Towards Fully 8-bit Integer Inference for the Transformer Model
This work addresses the need for efficient inference in complex models like Transformers, offering a practical solution for deployment in resource-constrained environments, though it is incremental as it builds on existing quantization techniques.
The paper tackled the problem of reducing latency and storage in deep neural networks by developing a fully 8-bit integer inference method for Transformer models, achieving comparable performance to floating-point baselines with nearly 4x less memory footprint on translation and language modeling tasks.
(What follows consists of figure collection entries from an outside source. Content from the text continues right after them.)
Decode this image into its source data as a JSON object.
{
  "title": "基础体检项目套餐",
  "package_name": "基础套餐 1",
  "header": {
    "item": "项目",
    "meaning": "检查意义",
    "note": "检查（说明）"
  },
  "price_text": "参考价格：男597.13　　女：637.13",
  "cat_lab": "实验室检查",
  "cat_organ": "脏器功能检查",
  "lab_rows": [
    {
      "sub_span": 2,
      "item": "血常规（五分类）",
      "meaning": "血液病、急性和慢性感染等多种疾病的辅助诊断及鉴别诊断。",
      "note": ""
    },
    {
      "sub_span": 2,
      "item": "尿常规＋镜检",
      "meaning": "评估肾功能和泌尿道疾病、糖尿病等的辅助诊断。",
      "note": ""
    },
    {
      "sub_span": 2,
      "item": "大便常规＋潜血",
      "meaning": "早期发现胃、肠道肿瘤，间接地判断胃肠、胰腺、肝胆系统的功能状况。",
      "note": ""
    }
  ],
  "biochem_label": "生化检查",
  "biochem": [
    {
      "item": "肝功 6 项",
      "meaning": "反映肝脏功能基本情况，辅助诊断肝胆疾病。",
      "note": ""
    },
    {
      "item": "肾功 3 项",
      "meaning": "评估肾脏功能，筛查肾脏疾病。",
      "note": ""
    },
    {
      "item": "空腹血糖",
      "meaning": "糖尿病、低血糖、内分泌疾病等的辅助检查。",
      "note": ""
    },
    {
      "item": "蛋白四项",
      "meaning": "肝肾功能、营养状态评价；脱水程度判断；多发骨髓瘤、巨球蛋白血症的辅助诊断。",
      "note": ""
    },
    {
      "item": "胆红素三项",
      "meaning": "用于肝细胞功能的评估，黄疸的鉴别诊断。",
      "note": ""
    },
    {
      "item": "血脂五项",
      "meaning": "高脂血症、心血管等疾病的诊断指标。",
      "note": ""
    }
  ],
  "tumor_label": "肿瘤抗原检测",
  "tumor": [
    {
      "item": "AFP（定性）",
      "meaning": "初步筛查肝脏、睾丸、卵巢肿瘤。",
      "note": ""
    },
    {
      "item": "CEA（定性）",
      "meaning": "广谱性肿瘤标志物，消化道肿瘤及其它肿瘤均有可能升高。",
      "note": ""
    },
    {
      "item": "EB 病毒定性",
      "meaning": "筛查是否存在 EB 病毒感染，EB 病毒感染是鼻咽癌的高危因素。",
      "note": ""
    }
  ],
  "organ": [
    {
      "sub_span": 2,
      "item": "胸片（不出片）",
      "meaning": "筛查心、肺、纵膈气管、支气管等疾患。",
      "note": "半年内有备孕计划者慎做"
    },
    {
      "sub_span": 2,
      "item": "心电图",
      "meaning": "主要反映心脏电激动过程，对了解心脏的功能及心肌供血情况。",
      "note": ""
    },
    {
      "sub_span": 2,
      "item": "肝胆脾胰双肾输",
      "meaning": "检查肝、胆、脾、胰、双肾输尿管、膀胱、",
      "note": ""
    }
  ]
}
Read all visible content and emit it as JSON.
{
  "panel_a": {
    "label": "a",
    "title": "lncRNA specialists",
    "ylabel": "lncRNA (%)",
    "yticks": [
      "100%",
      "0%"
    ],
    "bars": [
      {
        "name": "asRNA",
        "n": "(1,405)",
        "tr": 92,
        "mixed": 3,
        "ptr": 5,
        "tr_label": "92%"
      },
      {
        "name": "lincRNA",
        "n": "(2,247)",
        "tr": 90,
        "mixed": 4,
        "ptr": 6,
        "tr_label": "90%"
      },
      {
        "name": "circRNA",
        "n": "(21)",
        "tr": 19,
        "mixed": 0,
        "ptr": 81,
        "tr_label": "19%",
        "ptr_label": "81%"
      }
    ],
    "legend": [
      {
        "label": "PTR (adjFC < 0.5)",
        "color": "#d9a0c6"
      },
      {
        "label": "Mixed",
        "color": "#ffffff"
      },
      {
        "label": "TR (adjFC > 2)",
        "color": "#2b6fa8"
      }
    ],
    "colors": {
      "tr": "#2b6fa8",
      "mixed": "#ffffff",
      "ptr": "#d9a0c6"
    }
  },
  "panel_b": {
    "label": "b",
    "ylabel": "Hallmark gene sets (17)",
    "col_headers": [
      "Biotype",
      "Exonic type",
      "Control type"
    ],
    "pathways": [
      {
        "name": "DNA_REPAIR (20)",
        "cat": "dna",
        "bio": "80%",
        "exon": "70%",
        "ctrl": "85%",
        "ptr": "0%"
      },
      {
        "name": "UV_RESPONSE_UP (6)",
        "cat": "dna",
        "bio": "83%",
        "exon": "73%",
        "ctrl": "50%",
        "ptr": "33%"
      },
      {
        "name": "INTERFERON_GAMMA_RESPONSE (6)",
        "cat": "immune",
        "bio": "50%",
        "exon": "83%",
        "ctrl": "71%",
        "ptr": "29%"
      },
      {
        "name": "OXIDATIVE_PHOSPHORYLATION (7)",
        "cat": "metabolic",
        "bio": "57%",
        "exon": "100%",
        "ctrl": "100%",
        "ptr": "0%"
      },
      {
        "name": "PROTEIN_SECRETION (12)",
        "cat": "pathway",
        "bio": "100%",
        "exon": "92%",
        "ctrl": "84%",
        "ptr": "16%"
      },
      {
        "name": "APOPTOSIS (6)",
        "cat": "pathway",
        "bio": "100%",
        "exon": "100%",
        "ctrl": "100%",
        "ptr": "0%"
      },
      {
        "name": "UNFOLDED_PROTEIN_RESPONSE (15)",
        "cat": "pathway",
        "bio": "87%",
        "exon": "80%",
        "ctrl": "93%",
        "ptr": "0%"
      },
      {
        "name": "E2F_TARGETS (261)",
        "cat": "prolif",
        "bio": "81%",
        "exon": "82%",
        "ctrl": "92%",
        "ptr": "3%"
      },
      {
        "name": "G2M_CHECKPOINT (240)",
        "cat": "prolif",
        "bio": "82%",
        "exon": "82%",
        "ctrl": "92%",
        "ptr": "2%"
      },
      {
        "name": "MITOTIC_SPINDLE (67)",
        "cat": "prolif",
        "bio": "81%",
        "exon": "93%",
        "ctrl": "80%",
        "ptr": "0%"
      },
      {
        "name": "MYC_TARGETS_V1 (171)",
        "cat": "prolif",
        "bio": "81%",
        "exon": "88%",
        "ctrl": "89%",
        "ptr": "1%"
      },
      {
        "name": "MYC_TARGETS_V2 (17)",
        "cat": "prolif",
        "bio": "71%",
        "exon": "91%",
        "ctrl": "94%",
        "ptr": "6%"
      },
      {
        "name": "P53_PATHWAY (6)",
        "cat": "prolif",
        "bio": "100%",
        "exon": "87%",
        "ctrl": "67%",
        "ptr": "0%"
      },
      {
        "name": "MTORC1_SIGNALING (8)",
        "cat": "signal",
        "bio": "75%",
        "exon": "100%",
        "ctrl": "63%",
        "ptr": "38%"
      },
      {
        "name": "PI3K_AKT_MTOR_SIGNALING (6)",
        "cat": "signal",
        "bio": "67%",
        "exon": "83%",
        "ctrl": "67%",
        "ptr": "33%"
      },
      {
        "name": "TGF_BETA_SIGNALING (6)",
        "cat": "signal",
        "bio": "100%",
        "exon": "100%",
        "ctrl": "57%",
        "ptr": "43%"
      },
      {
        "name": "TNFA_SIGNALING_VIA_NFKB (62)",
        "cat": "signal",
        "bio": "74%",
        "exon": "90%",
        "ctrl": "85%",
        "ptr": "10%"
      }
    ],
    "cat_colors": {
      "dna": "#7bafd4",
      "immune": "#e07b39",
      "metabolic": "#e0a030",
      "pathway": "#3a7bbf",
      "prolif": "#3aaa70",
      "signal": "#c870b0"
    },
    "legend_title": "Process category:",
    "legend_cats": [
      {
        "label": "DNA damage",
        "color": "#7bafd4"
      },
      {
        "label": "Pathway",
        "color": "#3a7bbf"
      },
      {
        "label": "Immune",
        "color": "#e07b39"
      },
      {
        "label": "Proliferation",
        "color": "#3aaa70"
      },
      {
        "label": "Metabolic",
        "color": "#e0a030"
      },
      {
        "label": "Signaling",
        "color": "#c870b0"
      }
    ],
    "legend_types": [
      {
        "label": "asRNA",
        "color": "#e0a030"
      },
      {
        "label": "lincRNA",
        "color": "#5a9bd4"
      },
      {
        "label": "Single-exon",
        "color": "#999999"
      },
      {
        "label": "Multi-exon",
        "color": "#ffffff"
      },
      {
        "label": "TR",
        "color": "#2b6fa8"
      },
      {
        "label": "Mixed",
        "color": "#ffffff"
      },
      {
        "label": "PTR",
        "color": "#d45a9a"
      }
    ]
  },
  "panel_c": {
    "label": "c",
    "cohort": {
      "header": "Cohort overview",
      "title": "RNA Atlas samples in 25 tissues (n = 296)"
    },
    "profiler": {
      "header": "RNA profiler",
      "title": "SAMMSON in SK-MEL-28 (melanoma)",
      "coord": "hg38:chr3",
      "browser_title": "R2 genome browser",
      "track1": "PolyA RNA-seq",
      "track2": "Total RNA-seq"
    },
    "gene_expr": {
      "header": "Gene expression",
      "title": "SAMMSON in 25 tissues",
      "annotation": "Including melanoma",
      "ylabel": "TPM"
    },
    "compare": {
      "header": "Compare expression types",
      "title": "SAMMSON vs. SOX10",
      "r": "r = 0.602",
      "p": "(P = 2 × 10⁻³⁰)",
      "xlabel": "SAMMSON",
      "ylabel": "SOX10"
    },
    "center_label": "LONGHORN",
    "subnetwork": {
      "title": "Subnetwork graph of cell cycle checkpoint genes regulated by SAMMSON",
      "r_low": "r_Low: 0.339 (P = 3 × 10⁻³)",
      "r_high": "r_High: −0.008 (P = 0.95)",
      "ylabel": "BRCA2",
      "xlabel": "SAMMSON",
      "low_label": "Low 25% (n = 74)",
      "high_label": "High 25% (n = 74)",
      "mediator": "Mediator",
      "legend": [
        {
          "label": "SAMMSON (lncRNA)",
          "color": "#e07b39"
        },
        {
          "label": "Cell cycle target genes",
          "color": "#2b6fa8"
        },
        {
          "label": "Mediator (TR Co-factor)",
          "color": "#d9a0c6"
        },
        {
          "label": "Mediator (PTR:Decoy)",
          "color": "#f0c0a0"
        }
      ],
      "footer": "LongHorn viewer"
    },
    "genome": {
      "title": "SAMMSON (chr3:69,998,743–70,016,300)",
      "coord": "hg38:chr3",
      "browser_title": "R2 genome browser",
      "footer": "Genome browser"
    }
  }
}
8-bit integer inference, as a promising direction in reducing both the latency and storage of deep neural networks, has made great progress recently. On the other hand, previous systems still rely on 32-bit floating point for certain functions in complex models (e.g., Softmax in Transformer), and make heavy use of quantization and de-quantization. In this work, we show that after a principled modification on the Transformer architecture, dubbed Integer Transformer, an (almost) fully 8-bit integer inference algorithm Scale Propagation could be derived. De-quantization is adopted when necessary, which makes the network more efficient. Our experiments on WMT16 En<->Ro, WMT14 En<->De and En->Fr translation tasks as well as the WikiText-103 language modelling task show that the fully 8-bit Transformer system achieves comparable performance with the floating point baseline but requires nearly 4x less memory footprint.